Government Revenue Exposure

With COVID-19 treatments increasingly moving to commercial channels, the importance of the U.S. government for Pfizer’s revenue has decreased significantly, as shown in the table below:

Figure 3: Pfizer U.S. Government Revenue Exposure

Source: Pfizer Company Filings

Nevertheless, at 10% of Q1 2024 revenues, the U.S. government remains one of Pfizer’s main customers, with the company selected to create, in 2024, a U.S. Strategic National Stockpile of 1 million treatment courses to enable future pandemic preparedness.

Furthermore, considering that sales to the United States represented 64% of Q1 2024 revenues, with the remaining 36% coming from Developed and Emerging Markets overseas, we can reasonably estimate that foreign governments contributed another 6% to Pfizer’s top line, resulting in a cumulative government exposure of 16% in Q1 2024.

Capital Structure

Pfizer ended Q1 2024 with a net debt of $57.6 billion, implying that net debt accounts for 26% of enterprise value. Following the Seagen purchase, reducing the debt burden remains a key priority for management, with $1.3 billion repaid in Q1 2024 and a further $1 billion repayment targeted in Q2. Pfizer also raised $3.5 billion from a partial exit from its equity stake in UK drugmaker Haleon. The remaining 23% stake is currently worth about $8.8 billion.

Conclusion

Despite recording double-digit revenue and EPS declines in Q1 2024, Pfizer remains on track to achieve top-and-bottom-line growth for the full year 2024, driven by strong performance in the second half of 2024. As COVID-19 sales stabilize at a lower level, the 11% growth in non-COVID-19 products will increasingly reach the company’s reported sales.

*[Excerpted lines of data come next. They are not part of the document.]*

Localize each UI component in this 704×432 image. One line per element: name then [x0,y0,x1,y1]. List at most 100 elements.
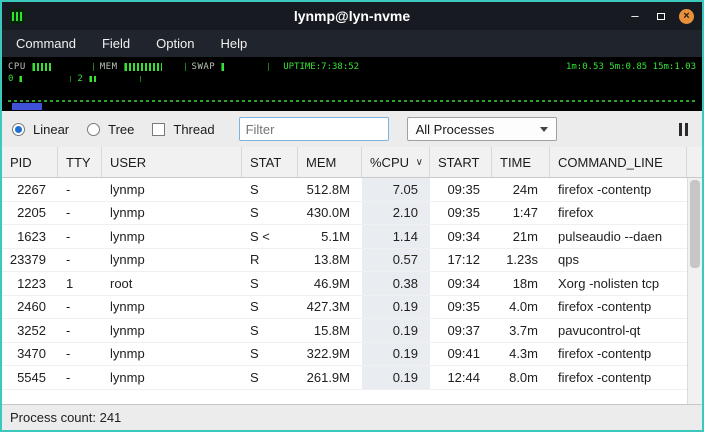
cell-command-line: qps [550,249,687,272]
process-scope-value: All Processes [416,122,495,137]
column-header-label: COMMAND_LINE [558,155,663,170]
linear-radio[interactable] [12,123,25,136]
cell-user: lynmp [102,249,242,272]
pause-button[interactable] [675,119,692,140]
table-header: PIDTTYUSERSTATMEM%CPU∨ START TIME COMMAND_L… [2,147,702,178]
cell-tty: 1 [58,272,102,295]
cell-start: 09:37 [430,319,492,342]
cell-time: 4.3m [492,343,550,366]
cell-tty: - [58,343,102,366]
system-monitor: CPU MEM SWAP UPTIME:7:38:52 1m:0.53 5m:0… [2,57,702,111]
app-icon[interactable] [10,9,25,24]
status-bar: Process count: 241 [2,404,702,430]
graph-selection-highlight[interactable] [12,103,42,110]
close-button[interactable]: × [679,9,694,24]
cell--cpu: 0.19 [362,319,430,342]
column-header-command-line[interactable]: COMMAND_LINE [550,147,687,177]
cell-start: 12:44 [430,366,492,389]
cell-time: 8.0m [492,366,550,389]
cell-user: root [102,272,242,295]
tree-radio[interactable] [87,123,100,136]
table-row[interactable]: 23379-lynmpR13.8M0.5717:121.23sqps [2,249,702,273]
cell-stat: S [242,319,298,342]
graph-baseline [8,100,696,102]
menu-option[interactable]: Option [156,36,194,51]
scrollbar-thumb[interactable] [690,180,700,268]
cell-stat: R [242,249,298,272]
table-row[interactable]: 5545-lynmpS261.9M0.1912:448.0mfirefox -c… [2,366,702,390]
cell-stat: S [242,202,298,225]
column-header-user[interactable]: USER [102,147,242,177]
cell-pid: 1223 [2,272,58,295]
menu-help[interactable]: Help [220,36,247,51]
linear-radio-label[interactable]: Linear [33,122,69,137]
table-row[interactable]: 2205-lynmpS430.0M2.1009:351:47firefox [2,202,702,226]
cell-mem: 322.9M [298,343,362,366]
process-scope-select[interactable]: All Processes [407,117,557,141]
column-header-stat[interactable]: STAT [242,147,298,177]
core1-label: 2 [77,74,82,84]
cell-mem: 427.3M [298,296,362,319]
cpu-meter [32,63,94,71]
cell-start: 09:35 [430,178,492,201]
table-row[interactable]: 12231rootS46.9M0.3809:3418mXorg -noliste… [2,272,702,296]
uptime-text: UPTIME:7:38:52 [283,62,359,72]
cell-pid: 5545 [2,366,58,389]
menu-command[interactable]: Command [16,36,76,51]
pause-icon [679,123,682,136]
minimize-button[interactable]: – [627,8,643,24]
tree-radio-label[interactable]: Tree [108,122,134,137]
column-header-start[interactable]: START [430,147,492,177]
swap-meter [221,63,269,71]
table-row[interactable]: 2460-lynmpS427.3M0.1909:354.0mfirefox -c… [2,296,702,320]
cell-pid: 23379 [2,249,58,272]
titlebar[interactable]: lynmp@lyn-nvme – × [2,2,702,30]
column-header-label: START [438,155,479,170]
core1-meter [89,76,141,82]
mem-label: MEM [100,62,118,72]
swap-label: SWAP [192,62,216,72]
column-header-pid[interactable]: PID [2,147,58,177]
menu-field[interactable]: Field [102,36,130,51]
column-header-label: TIME [500,155,531,170]
vertical-scrollbar[interactable] [687,178,702,404]
cell-pid: 2460 [2,296,58,319]
cpu-history-graph [8,86,696,110]
menubar: Command Field Option Help [2,30,702,57]
control-bar: Linear Tree Thread All Processes [2,111,702,147]
cell-command-line: pulseaudio --daen [550,225,687,248]
cell-stat: S [242,296,298,319]
table-row[interactable]: 2267-lynmpS512.8M7.0509:3524mfirefox -co… [2,178,702,202]
cell-user: lynmp [102,178,242,201]
table-row[interactable]: 1623-lynmpS <5.1M1.1409:3421mpulseaudio … [2,225,702,249]
column-header-tty[interactable]: TTY [58,147,102,177]
monitor-line1: CPU MEM SWAP UPTIME:7:38:52 1m:0.53 5m:0… [8,60,696,73]
table-row[interactable]: 3470-lynmpS322.9M0.1909:414.3mfirefox -c… [2,343,702,367]
column-header-mem[interactable]: MEM [298,147,362,177]
thread-checkbox-label[interactable]: Thread [173,122,214,137]
core0-label: 0 [8,74,13,84]
restore-icon [657,13,665,20]
cell-user: lynmp [102,296,242,319]
sort-indicator-icon: ∨ [416,157,423,168]
cell-start: 09:35 [430,296,492,319]
cell-command-line: firefox -contentp [550,343,687,366]
table-row[interactable]: 3252-lynmpS15.8M0.1909:373.7mpavucontrol… [2,319,702,343]
cell-start: 09:34 [430,225,492,248]
thread-checkbox[interactable] [152,123,165,136]
restore-button[interactable] [653,8,669,24]
cell-user: lynmp [102,202,242,225]
column-header-time[interactable]: TIME [492,147,550,177]
cell-pid: 2267 [2,178,58,201]
cell-start: 09:41 [430,343,492,366]
pause-icon [685,123,688,136]
cell-stat: S [242,366,298,389]
cell-stat: S [242,272,298,295]
cell-tty: - [58,249,102,272]
window-buttons: – × [627,8,694,24]
app-window: lynmp@lyn-nvme – × Command Field Option … [0,0,704,432]
column-header--cpu[interactable]: %CPU∨ [362,147,430,177]
cell--cpu: 0.19 [362,366,430,389]
filter-input[interactable] [239,117,389,141]
cell-mem: 46.9M [298,272,362,295]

The 10% share of the U.S. government in the company’s topline is well below the 23% contribution achieved in 2022 - a record for the company in recent years. Nevertheless, Pfizer remains a key supplier of critical medicines for governments around the world. As such, monitoring the company’s public procurement activity appears to be a smart move that can provide key insights into its financial health.

This article was written by members of TenderAlpha's team and does not serve as a recommendation to buy Pfizer or any other stock. TenderAlpha is not receiving compensation for it and we have no business relationship with any company whose stock is mentioned in this article.